Griechenland am Ende

 

Nach den Wahlen in Griechenland Anfang Mai meldet sich die Eurokrise mit brennender Aktualität zurück. Die Schlagzeilen waren den Griechen auch vorher schon sicher. Die Wiege der europäischen Kultur geriet zum Härtetest für die Stabilität des Euro, denn das Land ist bankrott und bedarf unserer Hilfe. Um einen Dominoeffekt zu verhindern, erfanden die Europäischen Politiker und Banker für Griechenland das Modell einer samtenen Staatspleite. Die wahren Gründe, warum das Land in eine derart prekäre Lage kam, bleiben meist verborgen.
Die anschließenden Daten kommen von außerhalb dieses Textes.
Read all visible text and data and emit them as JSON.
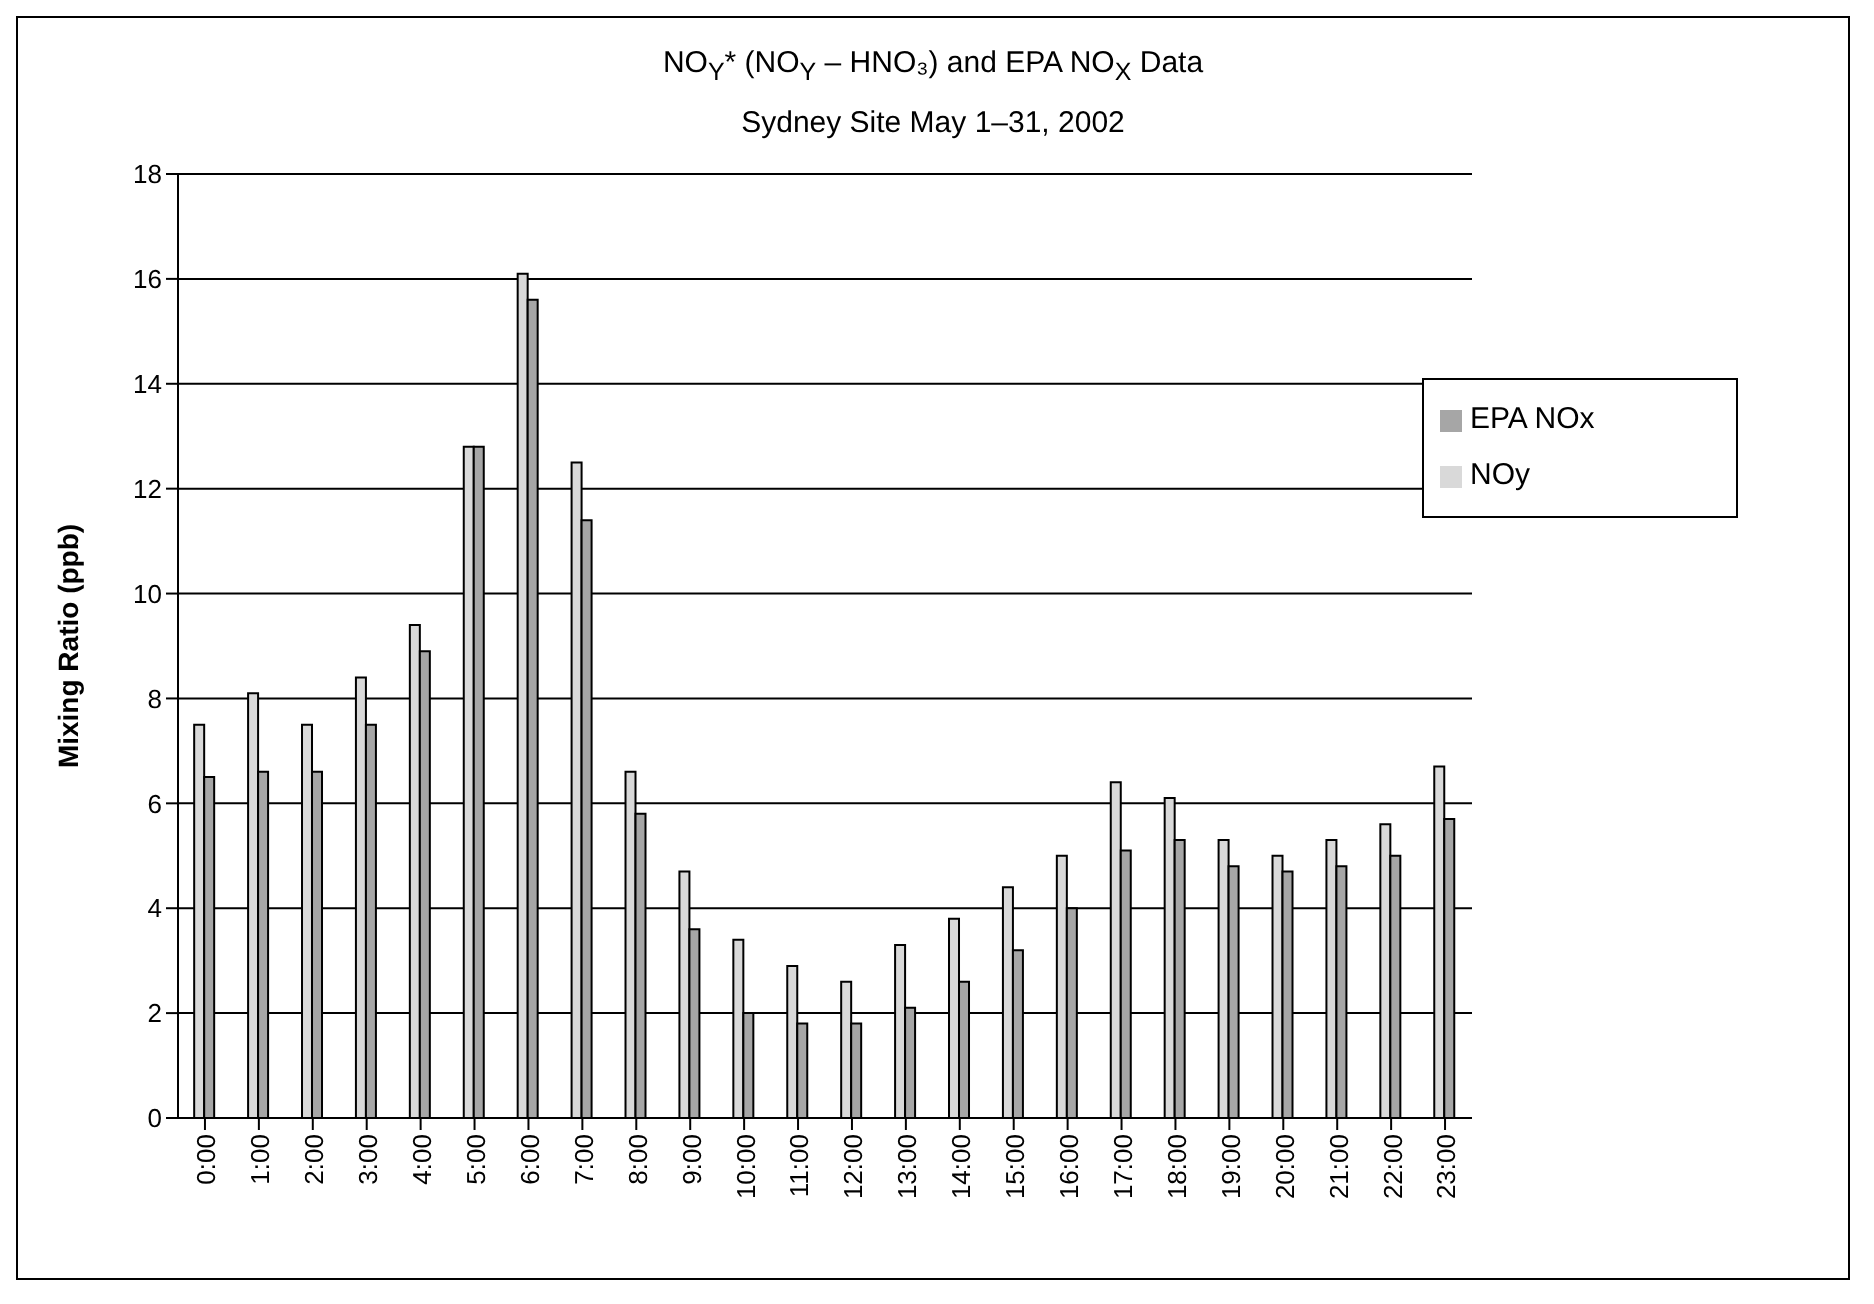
{
  "chart_data": {
    "type": "bar",
    "title": "NO$_{Y}$* (NO$_{Y}$ – HNO₃) and EPA NO$_{X}$ Data",
    "subtitle": "Sydney Site May 1–31, 2002",
    "ylabel": "Mixing Ratio (ppb)",
    "categories": [
      "0:00",
      "1:00",
      "2:00",
      "3:00",
      "4:00",
      "5:00",
      "6:00",
      "7:00",
      "8:00",
      "9:00",
      "10:00",
      "11:00",
      "12:00",
      "13:00",
      "14:00",
      "15:00",
      "16:00",
      "17:00",
      "18:00",
      "19:00",
      "20:00",
      "21:00",
      "22:00",
      "23:00"
    ],
    "series": [
      {
        "name": "NOy",
        "color": "#d9d9d9",
        "values": [
          7.5,
          8.1,
          7.5,
          8.4,
          9.4,
          12.8,
          16.1,
          12.5,
          6.6,
          4.7,
          3.4,
          2.9,
          2.6,
          3.3,
          3.8,
          4.4,
          5.0,
          6.4,
          6.1,
          5.3,
          5.0,
          5.3,
          5.6,
          6.7
        ]
      },
      {
        "name": "EPA NOx",
        "color": "#a6a6a6",
        "values": [
          6.5,
          6.6,
          6.6,
          7.5,
          8.9,
          12.8,
          15.6,
          11.4,
          5.8,
          3.6,
          2.0,
          1.8,
          1.8,
          2.1,
          2.6,
          3.2,
          4.0,
          5.1,
          5.3,
          4.8,
          4.7,
          4.8,
          5.0,
          5.7
        ]
      }
    ],
    "ylim": [
      0,
      18
    ],
    "yticks": [
      0,
      2,
      4,
      6,
      8,
      10,
      12,
      14,
      16,
      18
    ],
    "grid": "y",
    "legend": "top right"
  }
}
Wassilis Aswestopoulos – als Sohn griechischer Eltern in Deutschland aufgewachsen, lebt er heute in Athen – will deshalb die Ursachen und Hintergründe der Fehlentwicklungen der letzten Jahr(zehnt)e aufzeigen. Er lässt Beteiligte und Betroffene zu Wort kommen und zeichnet ein aktuelles Bild der Lage. „Nach allgemeiner Überzeugung der Bürger, aber auch der amtierenden Politiker des Landes hat das gesamte politische System versagt und das Land an den Rand des Zusammenbruchs geführt.“ (S. 9)

 

Wie konnte es so weit kommen?

 

Um die Situation Griechenlands verstehen zu können, bedarf es eines Rückblicks auf die Geschichte, der bis in die Nachkriegsentwicklung in den 50er-Jahre des 20. Jahrhunderts reicht. Eine der Absurditäten Griechenlands ist laut Aswestopoulos die Tatsache, dass das Land seit mehr als einhundert Jahren von miteinander verflochtenen Familienclans regiert wird. Zumindest diese Phase scheint jedoch nach den letzten Wahlergebnissen im Mai endgültig vorbei.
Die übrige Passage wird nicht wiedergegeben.